The West Antarctic Ice Sheet (WAIS) is vulnerable to warming as a result of anthropogenic climate change, with the potential to contribute several metres to global sea level rise over the coming centuries. The Thwaites and Pine Island glaciers are already undergoing acceleration due to climate change, threatening the stability of the WAIS. There is a need to understand the stability of the WAIS during warm periods, such as the Last Interglacial (LIG) when the WAIS is proposed to have retreated, and the Holocene prior to anthropogenic warming.

Ice core records can be used to reconstruct climatic changes and infer past ice sheet configurations. However, existing long-term ice records are sparse. Two drilling campaigns were carried out under the WACSWAIN project, aiming to contribute two new ice records to refine the uncertainties of WAIS stability in warm periods. One drilled an ice core to bedrock (651m) on Skytrain Ice Rise, adjacent to the Ronne Ice Shelf; a second used a novel drilling technology (Rapid Access Isotope Drill, RAID), on Sherman Island (SI), obtaining ice chippings to a depth of 323 m. The RAID was previously deployed at Little Dome C in the East Antarctic, obtaining samples to 460 m depth. The records from RAID ice chippings and their continental spatial context are the focus of this thesis.

Chemical and water isotope data from RAID-drilled ice samples are presented for the first time and are comparable to those of conventionally-drilled ice cores. The dataset from SI extends to over 1000 years before present, more than doubling the length of existing records from the coastal WAIS. SI shows little overall change in stable water isotope values over the last millennium, and does not demonstrate the increased accumulation rate in recent decades apparent in comparative cores. The RAID record of stable water isotopes from Little Dome C is compared with nearby EPICA Dome C to investigate the limits of common centennial scale variability.
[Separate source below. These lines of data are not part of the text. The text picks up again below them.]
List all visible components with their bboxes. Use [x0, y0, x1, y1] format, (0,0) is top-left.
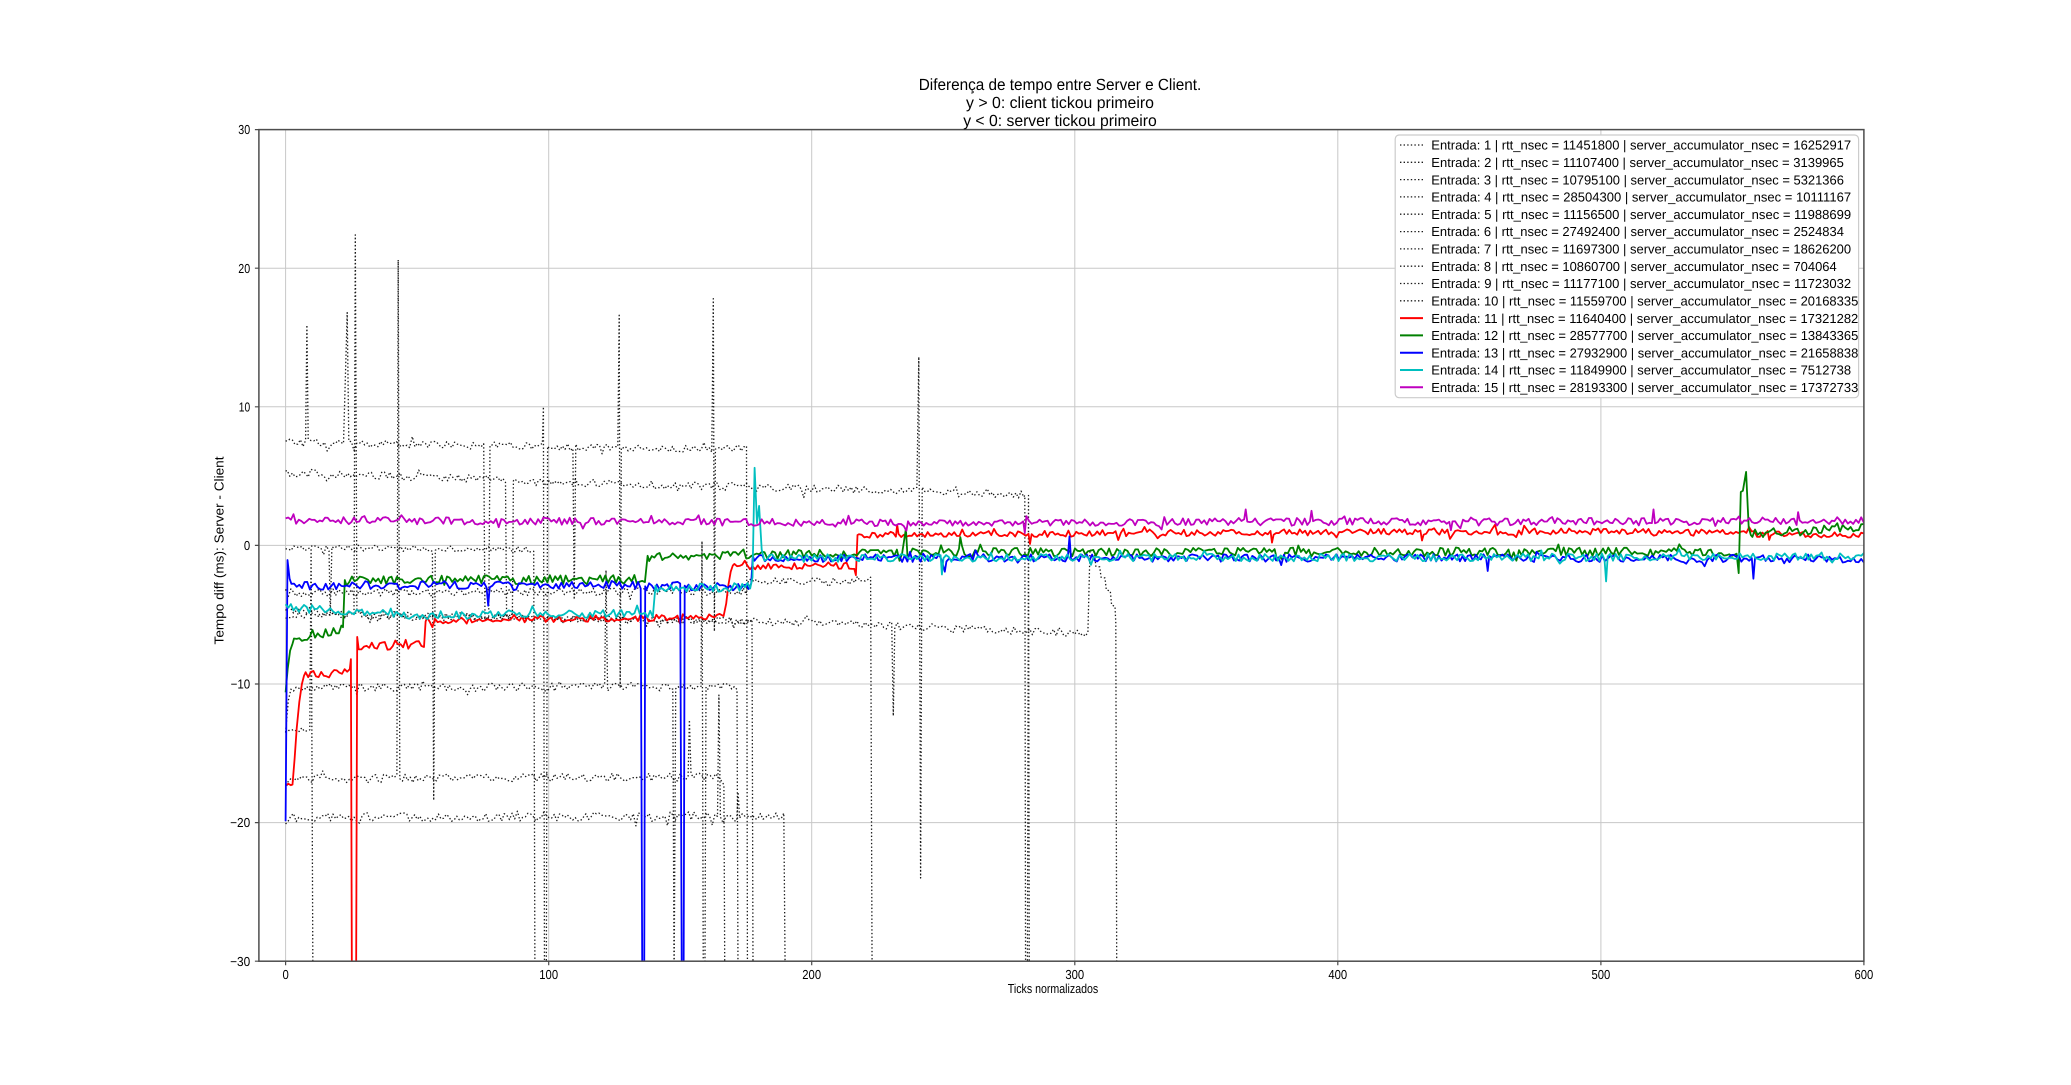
- svg-text:Entrada: 9 | rtt_nsec = 111771: Entrada: 9 | rtt_nsec = 11177100 | serve…: [1431, 276, 1851, 291]
- svg-text:300: 300: [1065, 967, 1084, 982]
- svg-text:Tempo diff (ms): Server - Clie: Tempo diff (ms): Server - Client: [212, 456, 227, 644]
- svg-text:Entrada: 3 | rtt_nsec = 107951: Entrada: 3 | rtt_nsec = 10795100 | serve…: [1431, 172, 1844, 187]
- svg-text:20: 20: [238, 261, 250, 276]
- svg-text:−10: −10: [231, 677, 251, 692]
- svg-text:400: 400: [1328, 967, 1347, 982]
- svg-text:y < 0: server tickou primeiro: y < 0: server tickou primeiro: [963, 112, 1157, 130]
- svg-text:−30: −30: [230, 954, 250, 969]
- svg-text:Entrada: 4 | rtt_nsec = 285043: Entrada: 4 | rtt_nsec = 28504300 | serve…: [1431, 190, 1851, 205]
- svg-text:Entrada: 14 | rtt_nsec = 11849: Entrada: 14 | rtt_nsec = 11849900 | serv…: [1431, 363, 1851, 378]
- svg-text:Entrada: 15 | rtt_nsec = 28193: Entrada: 15 | rtt_nsec = 28193300 | serv…: [1431, 380, 1858, 395]
- svg-text:Entrada: 13 | rtt_nsec = 27932: Entrada: 13 | rtt_nsec = 27932900 | serv…: [1431, 345, 1858, 360]
- svg-text:Entrada: 1 | rtt_nsec = 114518: Entrada: 1 | rtt_nsec = 11451800 | serve…: [1431, 138, 1851, 153]
- svg-text:y > 0: client tickou primeiro: y > 0: client tickou primeiro: [966, 94, 1154, 112]
- svg-text:0: 0: [244, 538, 250, 553]
- svg-text:200: 200: [802, 967, 821, 982]
- svg-text:Entrada: 10 | rtt_nsec = 11559: Entrada: 10 | rtt_nsec = 11559700 | serv…: [1431, 294, 1858, 309]
- svg-text:−20: −20: [230, 815, 250, 830]
- svg-text:Diferença de tempo entre Serve: Diferença de tempo entre Server e Client…: [919, 76, 1202, 94]
- svg-text:600: 600: [1855, 967, 1874, 982]
- svg-text:500: 500: [1592, 967, 1611, 982]
- svg-text:Entrada: 12 | rtt_nsec = 28577: Entrada: 12 | rtt_nsec = 28577700 | serv…: [1431, 328, 1858, 343]
- svg-text:30: 30: [238, 122, 250, 137]
- svg-text:Entrada: 7 | rtt_nsec = 116973: Entrada: 7 | rtt_nsec = 11697300 | serve…: [1431, 242, 1851, 257]
- svg-text:0: 0: [282, 967, 288, 982]
- svg-text:100: 100: [539, 967, 558, 982]
- svg-text:Entrada: 6 | rtt_nsec = 274924: Entrada: 6 | rtt_nsec = 27492400 | serve…: [1431, 224, 1844, 239]
- svg-text:10: 10: [239, 399, 250, 414]
- svg-text:Entrada: 5 | rtt_nsec = 111565: Entrada: 5 | rtt_nsec = 11156500 | serve…: [1431, 207, 1851, 222]
- svg-text:Ticks normalizados: Ticks normalizados: [1008, 981, 1099, 996]
- svg-text:Entrada: 11 | rtt_nsec = 11640: Entrada: 11 | rtt_nsec = 11640400 | serv…: [1431, 311, 1858, 326]
- svg-text:Entrada: 2 | rtt_nsec = 111074: Entrada: 2 | rtt_nsec = 11107400 | serve…: [1431, 155, 1844, 170]
- svg-text:Entrada: 8 | rtt_nsec = 108607: Entrada: 8 | rtt_nsec = 10860700 | serve…: [1431, 259, 1836, 274]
An Antarctic-wide array of water isotope records extending through the last glacial period is synchronised. Continental stacks of water isotope records for the Holocene and Last Glacial periods are presented using all available data for the first time, including the new RAID records, placing them into their continental scale spatial context on timescales from 1000 to 20,000 years. This compilation enables an investigation into the spatial variability of the timing and amplitude of major events throughout the last glacial cycle, focusing on the glacial to Holocene transition and an Antarctic Isotopic Maximum (AIM12) event. The timing of onset of events varies by up to 2000 years, with no obvious regional consistency.

Results from this thesis highlight the ongoing need for accurate dating and synchronisation of ice cores and the benefit of greater numbers of records. The RAID is a valuable new tool that can rapidly obtain several hundreds of metres of ice samples, producing quality data, comparable to conventional ice cores, to meet this need. The new SI dataset provides a wealth of new data for the coastal Amundsen-Bellingshausen Sea sectors over the last millennium. Comparing the multi-centennial scale variability of a large number of deep water isotope records reveals important spatial differences in Antarctic climate variability.